By the way, we’re slowly coming back. I see that Convergence is planning an in-person con in Minneapolis on 5 August, which should be OK — we’re all supposed to be vaccinated by then. I might still be a little nervous about attending, so I’ll play that one by ear. Skepticon is playing it safe and will be an entirely on-line con on 13 August, which is reasonable — they would have had to book the venue at about the time the pandemic was peaking (which does make me wonder where Convergence acquired all that confidence).

Why not both?

What a strange headline: “Cuomo accusations split Democrats between wanting an investigation or a resignation”. How about an investigation, which prompts a resignation? Why not have him resign, and follow through with an investigation? Or do both simultaneously? I don’t care. Andrew Cuomo is a rolling disaster. Stop him now.

It’s not just that he hid nursing home deaths and mismanaged the pandemic for the most vulnerable populations. It’s that he runs the state as a smug patriarch and fosters a patronizing culture of sexism. Totally familiar. This crap is everywhere, and no one ever seems to take any steps to bring the abusers back in line. Listen to this woman who worked with him.

I never thought the governor wanted to have sex with me. It wasn’t about sex. It was about power. He wanted me to know that I was powerless, that I was small and weak, that I did not deserve what relative power I had: a platform to hold him accountable for his words and actions. He wanted me to know that he could take my dignity away at any moment with an inappropriate comment or a hand on my waist. (The Cuomo administration has declined to comment.)

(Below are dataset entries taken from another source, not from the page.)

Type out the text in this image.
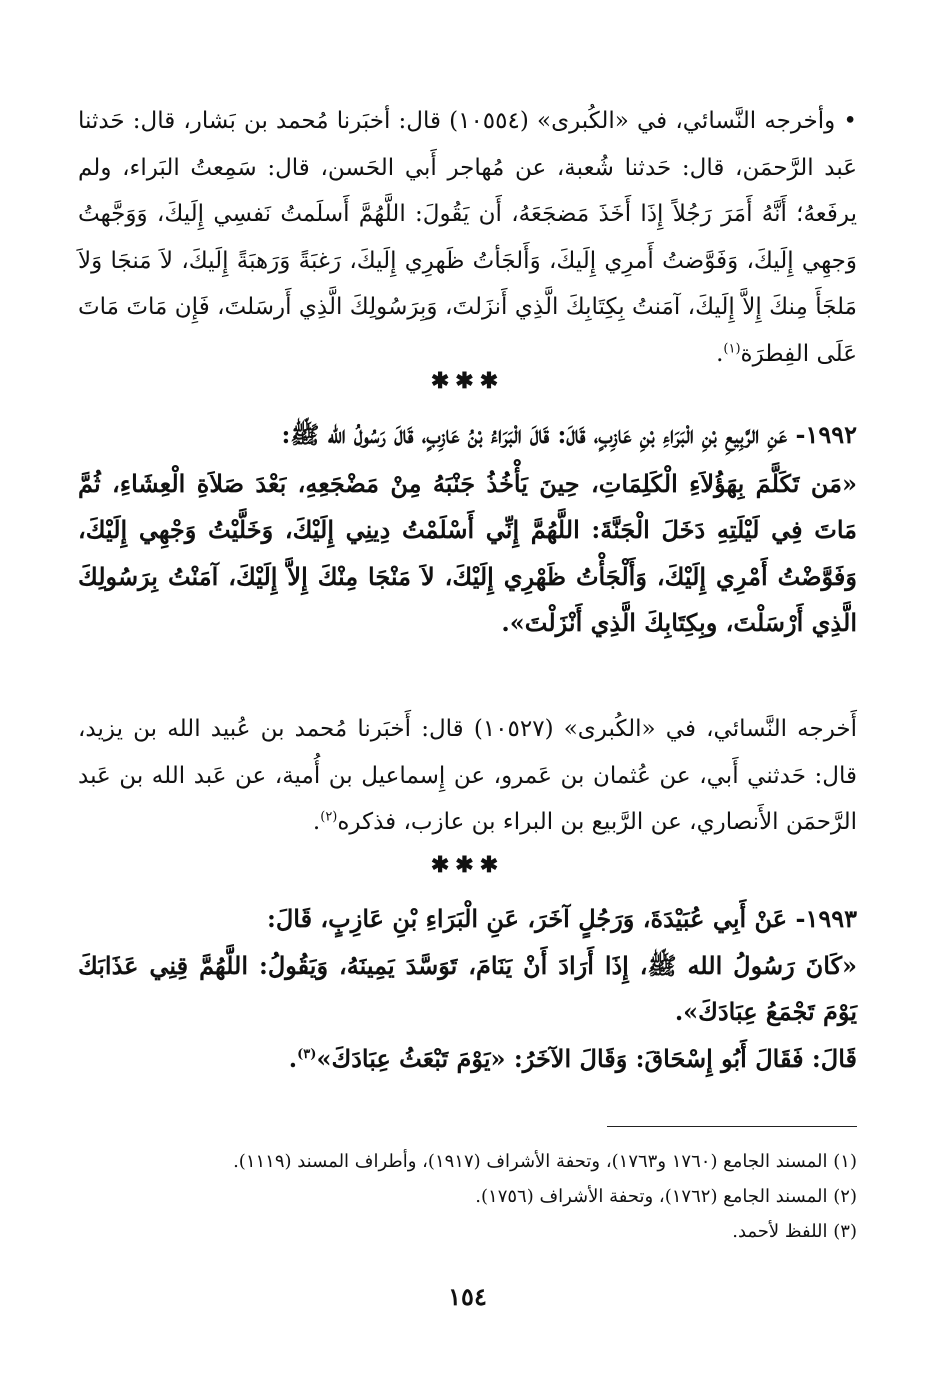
• وأخرجه النَّسائي، في «الكُبرى» (١٠٥٥٤) قال: أخبَرنا مُحمد بن بَشار، قال: حَدثنا عَبد الرَّحمَن، قال: حَدثنا شُعبة، عن مُهاجر أَبي الحَسن، قال: سَمِعتُ البَراء، ولم يرفَعهُ؛ أَنَّهُ أَمَرَ رَجُلاً إِذَا أَخَذَ مَضجَعَهُ، أَن يَقُولَ: اللَّهُمَّ أَسلَمتُ نَفسِي إِلَيكَ، وَوَجَّهتُ وَجهِي إِلَيكَ، وَفَوَّضتُ أَمرِي إِلَيكَ، وَأَلجَأتُ ظَهرِي إِلَيكَ، رَغبَةً وَرَهبَةً إِلَيكَ، لاَ مَنجَا وَلاَ مَلجَأَ مِنكَ إِلاَّ إِلَيكَ، آمَنتُ بِكِتَابِكَ الَّذِي أَنزَلتَ، وَبِرَسُولِكَ الَّذِي أَرسَلتَ، فَإِن مَاتَ مَاتَ عَلَى الفِطرَة$^{(١)}$.
✱✱✱
١٩٩٢- عَنِ الرَّبِيعِ بْنِ الْبَرَاءِ بْنِ عَازِبٍ، قَالَ: قَالَ الْبَرَاءُ بْنُ عَازِبٍ، قَالَ رَسُولُ الله ﷺ:
«مَن تَكَلَّمَ بِهَؤُلاَءِ الْكَلِمَاتِ، حِينَ يَأْخُذُ جَنْبَهُ مِنْ مَضْجَعِهِ، بَعْدَ صَلاَةِ الْعِشَاءِ، ثُمَّ مَاتَ فِي لَيْلَتِهِ دَخَلَ الْجَنَّةَ: اللَّهُمَّ إِنِّي أَسْلَمْتُ دِينِي إِلَيْكَ، وَخَلَّيْتُ وَجْهِي إِلَيْكَ، وَفَوَّضْتُ أَمْرِي إِلَيْكَ، وَأَلْجَأْتُ ظَهْرِي إِلَيْكَ، لاَ مَنْجَا مِنْكَ إِلاَّ إِلَيْكَ، آمَنْتُ بِرَسُولِكَ الَّذِي أَرْسَلْتَ، وبِكِتَابِكَ الَّذِي أَنْزَلْتَ».
أَخرجه النَّسائي، في «الكُبرى» (١٠٥٢٧) قال: أَخبَرنا مُحمد بن عُبيد الله بن يزيد، قال: حَدثني أَبي، عن عُثمان بن عَمرو، عن إِسماعيل بن أُمية، عن عَبد الله بن عَبد الرَّحمَن الأَنصاري، عن الرَّبيع بن البراء بن عازب، فذكره$^{(٢)}$.
✱✱✱
١٩٩٣- عَنْ أَبِي عُبَيْدَةَ، وَرَجُلٍ آخَرَ، عَنِ الْبَرَاءِ بْنِ عَازِبٍ، قَالَ:
«كَانَ رَسُولُ الله ﷺ، إِذَا أَرَادَ أَنْ يَنَامَ، تَوَسَّدَ يَمِينَهُ، وَيَقُولُ: اللَّهُمَّ قِنِي عَذَابَكَ يَوْمَ تَجْمَعُ عِبَادَكَ».
قَالَ: فَقَالَ أَبُو إِسْحَاقَ: وَقَالَ الآخَرُ: «يَوْمَ تَبْعَثُ عِبَادَكَ»$^{(٣)}$.

(١) المسند الجامع (١٧٦٠ و١٧٦٣)، وتحفة الأشراف (١٩١٧)، وأطراف المسند (١١١٩).

(٢) المسند الجامع (١٧٦٢)، وتحفة الأشراف (١٧٥٦).

(٣) اللفظ لأحمد.

١٥٤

It’s not that Cuomo spares men in his orbit from his trademark bullying and demeaning behavior. But the way he bullies and demeans women is different. He uses touching and sexual innuendo to stoke fear in us. That is the textbook definition of sexual harassment.

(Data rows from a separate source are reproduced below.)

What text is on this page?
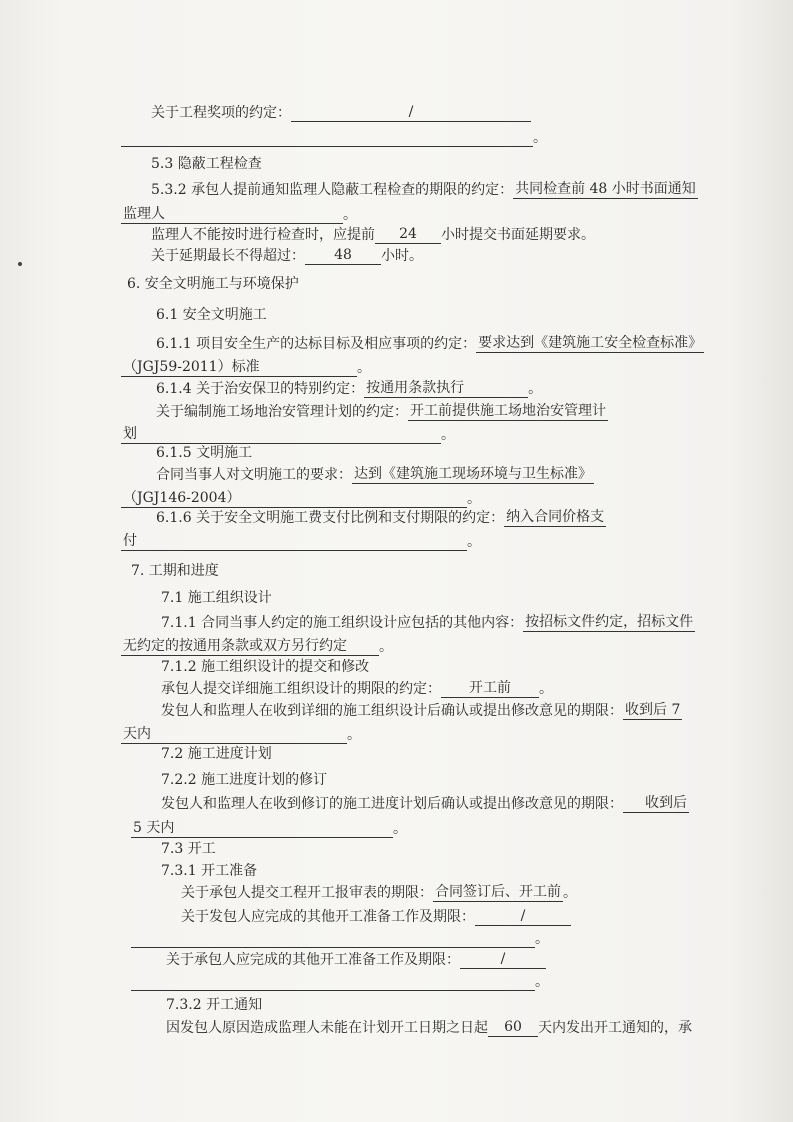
关于工程奖项的约定：	/
。
5.3 隐蔽工程检查
5.3.2 承包人提前通知监理人隐蔽工程检查的期限的约定： 共同检查前 48 小时书面通知
监理人	。
监理人不能按时进行检查时，应提前 24 小时提交书面延期要求。
关于延期最长不得超过： 48 小时。
6. 安全文明施工与环境保护
6.1 安全文明施工
6.1.1 项目安全生产的达标目标及相应事项的约定： 要求达到《建筑施工安全检查标准》
（JGJ59-2011）标准	。
6.1.4 关于治安保卫的特别约定： 按通用条款执行	。
关于编制施工场地治安管理计划的约定： 开工前提供施工场地治安管理计
划	。
6.1.5 文明施工
合同当事人对文明施工的要求： 达到《建筑施工现场环境与卫生标准》
（JGJ146-2004）	。
6.1.6 关于安全文明施工费支付比例和支付期限的约定： 纳入合同价格支
付	。
7. 工期和进度
7.1 施工组织设计
7.1.1 合同当事人约定的施工组织设计应包括的其他内容： 按招标文件约定，招标文件
无约定的按通用条款或双方另行约定 。
7.1.2 施工组织设计的提交和修改
承包人提交详细施工组织设计的期限的约定： 开工前 。
发包人和监理人在收到详细的施工组织设计后确认或提出修改意见的期限： 收到后 7
天内	。
7.2 施工进度计划
7.2.2 施工进度计划的修订
发包人和监理人在收到修订的施工进度计划后确认或提出修改意见的期限： 收到后
5 天内	。
7.3 开工
7.3.1 开工准备
关于承包人提交工程开工报审表的期限： 合同签订后、开工前 。
关于发包人应完成的其他开工准备工作及期限：	/
。
关于承包人应完成的其他开工准备工作及期限：	/
。
7.3.2 开工通知
因发包人原因造成监理人未能在计划开工日期之日起 60 天内发出开工通知的，承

The message is that as long as you don’t rape or molest a woman, you can get away with all kinds of demeaning behavior. Go ahead, let all the apparatchiks in your orbit sneer at women. No crime, no foul.

Unfortunately, though, it wasn’t just the culture of the Cuomo administration I had to survive in New York’s capital. If it wasn’t Cuomo putting his arm around me, it was a drunken state lawmaker propositioning me at a bar or a guard repeatedly denying me access to the Senate chambers or a male colleague in the press corps refusing to accept his own complicity in what was happening. Whether the governor resigns or finishes out his term or is reelected or runs for another office, his eventual departure alone will not end the legacy of sexual harassment in Albany. As a former colleague recently tweeted, it’s “as pervasive as air.”

I know, who cares? Isn’t that women’s role, to look pretty and be nice toys to touch?

I supported the eviction of Al Franken from congress for the same reason: nothing he did was criminal, but it was disrespectful and sent a message that women are appropriate targets for demeaning jokes. Sorry, Al, you did good work but are a necessary casualty of an important shift in our social environment. Meanwhile, Cuomo is a colossal arrogant asshole who bungled his way through the pandemic and has no redeeming characteristics to cause us any doubts. So why are we debating whether he ought to resign?

The day after

I had my shot of the Pfizer vaccine yesterday. Today, I’m feeling it: my arm is sore, my limbs in general feel like lead, and my brain seems to be running at half speed. This must be the possible lethargy they warned us about. It’s nothing too bad, and even if I’d known the specific effect ahead of time, it wouldn’t have dissuaded me in the slightest.

Fortunately, as an early anniversary gift, I bought us a larger coffee maker, which helps a little. Also, it’s not as if professoring takes much brain power, right?